Movie reviews: Man Up, Danny Collins, The connection, The Dead Lands
Paul Whitington reviews this week's other big releases - Man Up, Danny Collins, The Connection and The Dead Lands.
There's a whiff of desperation to the two main characters in Man Up (3*, 15A, 88mins), and about the film in general. A British romcom directed by Ben Palmer, it asks us to believe that the beautiful and charming Lake Bell is a single, unhappy 34-year-old called Nancy, who hasn't been on a date for years and only ends up finding one by accident. She's on her way through a London train station when she meets a divorcee called Jack (Simon Pegg), who mistakes her for Jessica, his blind date.

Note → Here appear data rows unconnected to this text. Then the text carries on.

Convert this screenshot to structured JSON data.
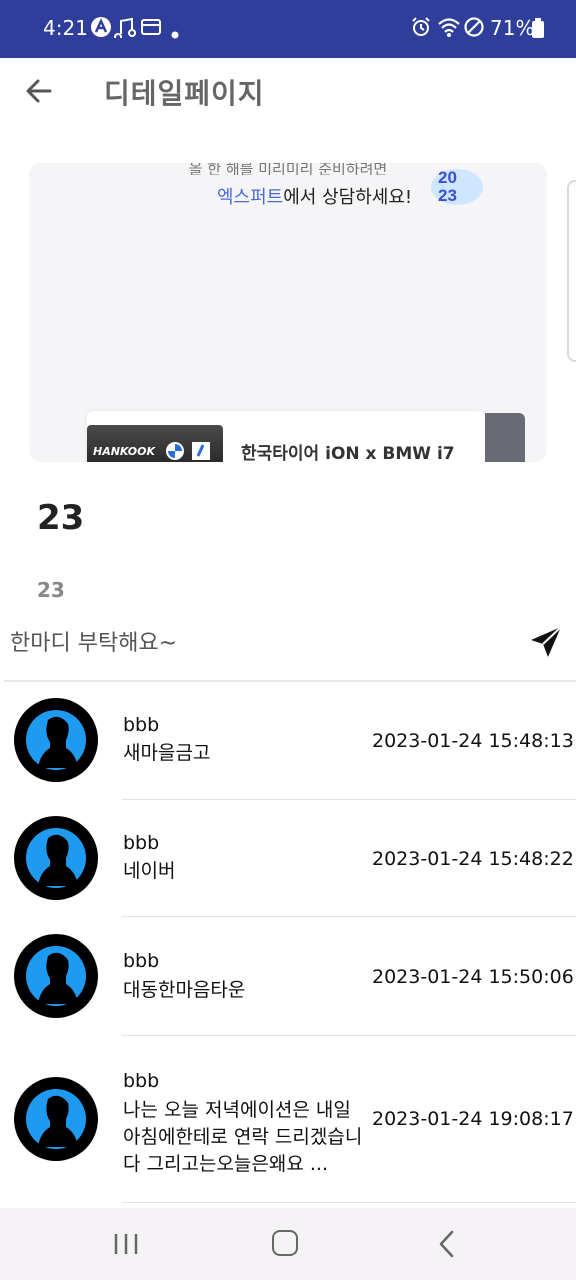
{
  "status_bar": {
    "time": "4:21",
    "battery": "71%"
  },
  "app_bar": {
    "title": "디테일페이지"
  },
  "banner": {
    "top_text": "올 한 해를 미리미리 준비하려면",
    "tagline_highlight": "엑스퍼트",
    "tagline_rest": "에서 상담하세요!",
    "badge": "2023",
    "badge_top": "20",
    "badge_bottom": "23",
    "ad_brand": "HANKOOK",
    "ad_title": "한국타이어 iON x BMW i7"
  },
  "post": {
    "title": "23",
    "body": "23"
  },
  "comment_input": {
    "placeholder": "한마디 부탁해요~"
  },
  "comments": [
    {
      "user": "bbb",
      "text": "새마을금고",
      "time": "2023-01-24 15:48:13"
    },
    {
      "user": "bbb",
      "text": "네이버",
      "time": "2023-01-24 15:48:22"
    },
    {
      "user": "bbb",
      "text": "대동한마음타운",
      "time": "2023-01-24 15:50:06"
    },
    {
      "user": "bbb",
      "text": "나는 오늘 저녁에이션은 내일 아침에한테로 연락 드리겠습니다 그리고는오늘은왜요 ...",
      "time": "2023-01-24 19:08:17"
    }
  ],
  "colors": {
    "status_bar": "#2e3e9a",
    "avatar_accent": "#1e9bf0",
    "banner_bg": "#f5f5f7",
    "highlight": "#4a68d8"
  },
  "icons": {
    "back": "back-arrow-icon",
    "send": "send-icon",
    "avatar": "person-silhouette-icon"
  }
}
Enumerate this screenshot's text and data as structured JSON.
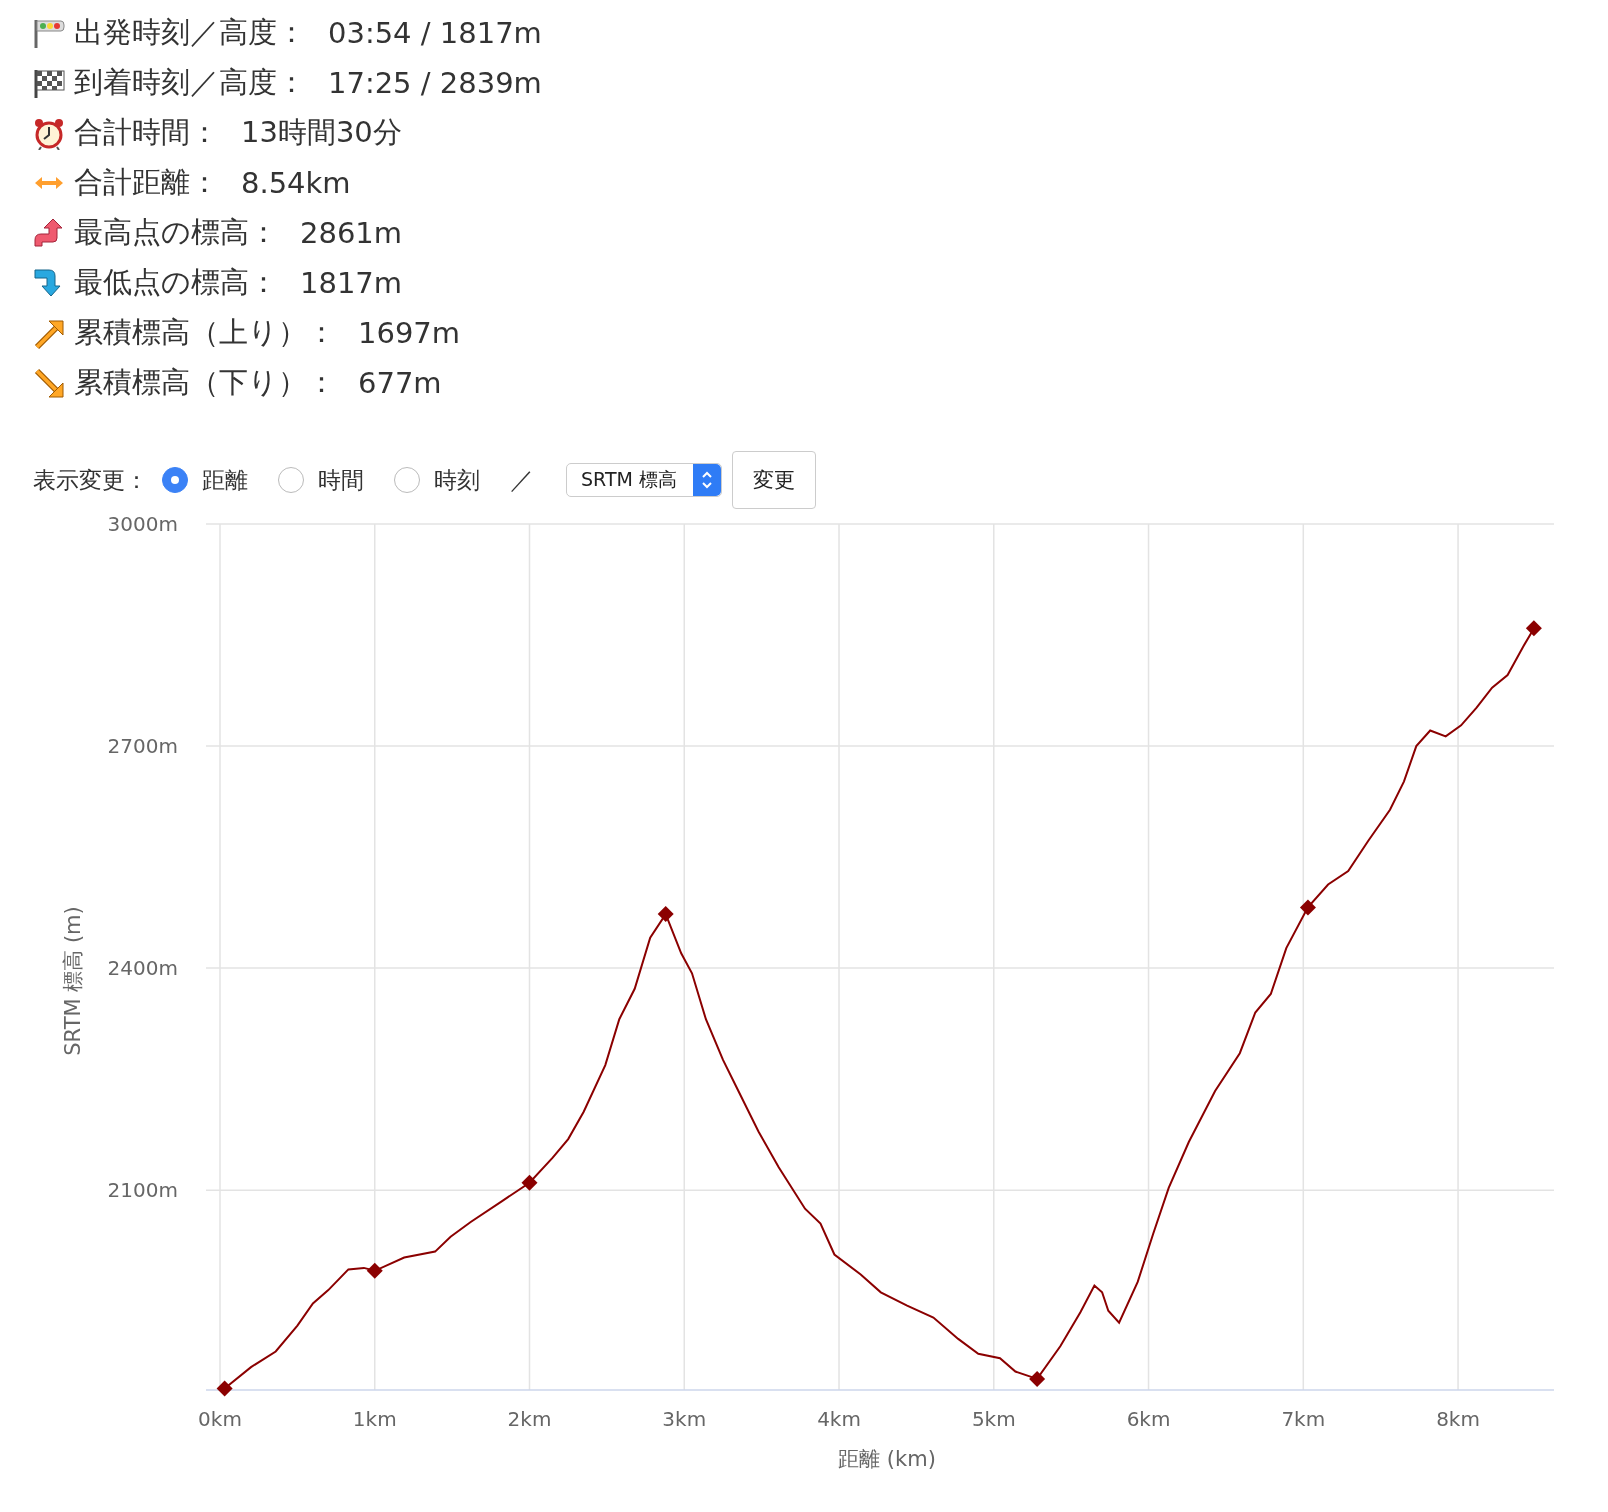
{
  "stats": [
    {
      "kind": "start",
      "label": "出発時刻／高度：",
      "value": "03:54 / 1817m"
    },
    {
      "kind": "finish",
      "label": "到着時刻／高度：",
      "value": "17:25 / 2839m"
    },
    {
      "kind": "time",
      "label": "合計時間：",
      "value": "13時間30分"
    },
    {
      "kind": "distance",
      "label": "合計距離：",
      "value": "8.54km"
    },
    {
      "kind": "highest",
      "label": "最高点の標高：",
      "value": "2861m"
    },
    {
      "kind": "lowest",
      "label": "最低点の標高：",
      "value": "1817m"
    },
    {
      "kind": "ascent",
      "label": "累積標高（上り）：",
      "value": "1697m"
    },
    {
      "kind": "descent",
      "label": "累積標高（下り）：",
      "value": "677m"
    }
  ],
  "display_controls": {
    "label": "表示変更：",
    "radios": [
      {
        "label": "距離",
        "selected": true
      },
      {
        "label": "時間",
        "selected": false
      },
      {
        "label": "時刻",
        "selected": false
      }
    ],
    "separator": "／",
    "select": {
      "value": "SRTM 標高"
    },
    "button": "変更"
  },
  "chart": {
    "chart_data": {
      "type": "line",
      "xlabel": "距離 (km)",
      "ylabel": "SRTM 標高 (m)",
      "x": [
        0.03,
        0.2,
        0.36,
        0.5,
        0.6,
        0.7,
        0.83,
        0.93,
        1.0,
        1.19,
        1.39,
        1.49,
        1.62,
        1.82,
        2.0,
        2.15,
        2.25,
        2.35,
        2.49,
        2.58,
        2.68,
        2.78,
        2.88,
        2.98,
        3.05,
        3.14,
        3.25,
        3.35,
        3.48,
        3.61,
        3.78,
        3.88,
        3.97,
        4.14,
        4.27,
        4.44,
        4.61,
        4.77,
        4.9,
        5.04,
        5.14,
        5.28,
        5.43,
        5.56,
        5.65,
        5.7,
        5.74,
        5.81,
        5.93,
        6.03,
        6.13,
        6.26,
        6.43,
        6.59,
        6.69,
        6.79,
        6.89,
        7.03,
        7.16,
        7.29,
        7.42,
        7.56,
        7.65,
        7.73,
        7.82,
        7.92,
        8.02,
        8.12,
        8.22,
        8.32,
        8.42,
        8.49
      ],
      "grid": true,
      "series": [
        {
          "color": "#8b0000",
          "values": [
            1832,
            1861,
            1882,
            1917,
            1947,
            1965,
            1993,
            1995,
            1991,
            2009,
            2017,
            2037,
            2057,
            2085,
            2110,
            2144,
            2169,
            2206,
            2269,
            2331,
            2372,
            2441,
            2473,
            2420,
            2393,
            2331,
            2276,
            2234,
            2179,
            2131,
            2075,
            2055,
            2013,
            1986,
            1962,
            1944,
            1928,
            1899,
            1879,
            1873,
            1855,
            1845,
            1889,
            1935,
            1971,
            1962,
            1937,
            1921,
            1976,
            2041,
            2103,
            2165,
            2234,
            2285,
            2340,
            2365,
            2427,
            2482,
            2513,
            2531,
            2572,
            2614,
            2652,
            2700,
            2721,
            2713,
            2728,
            2752,
            2779,
            2796,
            2834,
            2859
          ]
        },
        {
          "type": "scatter",
          "color": "#8b0000",
          "marker": "diamond",
          "values": [
            1832,
            null,
            null,
            null,
            null,
            null,
            null,
            null,
            1991,
            null,
            null,
            null,
            null,
            null,
            2110,
            null,
            null,
            null,
            null,
            null,
            null,
            null,
            2473,
            null,
            null,
            null,
            null,
            null,
            null,
            null,
            null,
            null,
            null,
            null,
            null,
            null,
            null,
            null,
            null,
            null,
            null,
            1845,
            null,
            null,
            null,
            null,
            null,
            null,
            null,
            null,
            null,
            null,
            null,
            null,
            null,
            null,
            null,
            2482,
            null,
            null,
            null,
            null,
            null,
            null,
            null,
            null,
            null,
            null,
            null,
            null,
            null,
            2859
          ]
        }
      ],
      "xlim": [
        0,
        8.62
      ],
      "ylim": [
        1830,
        3000
      ],
      "xticks": [
        {
          "value": 0,
          "label": "0km"
        },
        {
          "value": 1,
          "label": "1km"
        },
        {
          "value": 2,
          "label": "2km"
        },
        {
          "value": 3,
          "label": "3km"
        },
        {
          "value": 4,
          "label": "4km"
        },
        {
          "value": 5,
          "label": "5km"
        },
        {
          "value": 6,
          "label": "6km"
        },
        {
          "value": 7,
          "label": "7km"
        },
        {
          "value": 8,
          "label": "8km"
        }
      ],
      "yticks": [
        {
          "value": 2100,
          "label": "2100m"
        },
        {
          "value": 2400,
          "label": "2400m"
        },
        {
          "value": 2700,
          "label": "2700m"
        },
        {
          "value": 3000,
          "label": "3000m"
        }
      ]
    }
  }
}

At a loose end, Nancy goes along with it, but their romantic evening will be disturbed by drunkenness, sudden revelations and an unfortunate encounter with his ex. The chemistry between Mr Pegg and Ms Bell (sporting an impressive English accent) is actually pretty good, and Man Up has funny moments, even a certain bumbling charm. But like most modern romcoms, it feels obliged to trade in tiresome dick jokes and ultimately lets a simmering giddiness overwhelm its story's thrust.
In the opening scenes of Danny Collins (3*, 15A, 106mins), an ageing rock star dons the make-up and corset in his dressing room before taking to the stage of a packed auditorium to belt out his greatest hits to an audience of adoring but rather elderly fans. He is Danny (Al Pacino), who used to be a big deal back in the 1970s but is now a wealthy joke. But when his manager Frank (an excellent Christopher Plummer) gives Danny a lost note that was sent to him from John Lennon, the singer is inspired to change his ways.
And so he leaves his LA mansion, flies to New Jersey and tries to make amends with his grown-up son. Dan Fogelman's film is hackneyed and manipulative, but impossible not to like, thanks mainly to the exuberance of Al Pacino's performance. His charm and charisma make a thinly drawn character seem believable, and real.
Though set in 1970s Marseilles, and conducted in French, The Connection (3*, 15A, 135mins) feels more inspired by the American crime thrillers of Scorsese and De Palma than anything in the Gallic tradition. Directed by Cedric Jimenez, it's a solid and entertaining attempt to tell the French Connection story from the French point of view. But it sticks more closely to real events than William Friedkin's classic, and stars Jean Dujardin as Pierre Michel, a dynamic Marseilles police magistrate who's determined to put the city's biggest gangster out of business.
Tany Zamba (Gilles Lellouche) has gotten fat by controlling an ingenious and hugely profitable drug smuggling racket. Half the police force is in his pocket, and when Pierre Michel takes over investigations of him his colleagues are dubious, and dismiss him as a pen-pusher. But they've underestimated Michel, who quickly becomes Zamba's implacable nemesis.
Slickly made and directed, The Connection is very nice to look at and diligently recreates the look and feel of 1970s Marseilles. But in attempting to cover too much ground it fails to round its two main characters, and Michel in particular seems wooden and one-dimensional despite Jean Dujardin's best efforts.
Toa Fraser's drama The Dead Lands (3*, No Cert, IFI, 108mins), is set in pre-colonial New Zealand and follows a nasty spat between two tribes of Maori warriors, who seem to have taken offence at the drop of a hat. When one of them rubs excreta on the skull of a rival tribe's ancestor (ok, that is offensive), all bets are off, and a callow youth called Hongi (James Rolleston) sets out to avenge the slaughter of his people with the help of a ghostly warrior (Lawrence Makoare).
There are elements of the western, Japanese ghost stories and samurai films to Fraser's energetic, dreamy film, which lacks the thrust and dynamism that might have turned it into something special. And the constant chest-puffing and tongue-waggling of the warriors grows tiresome, almost comical after a while.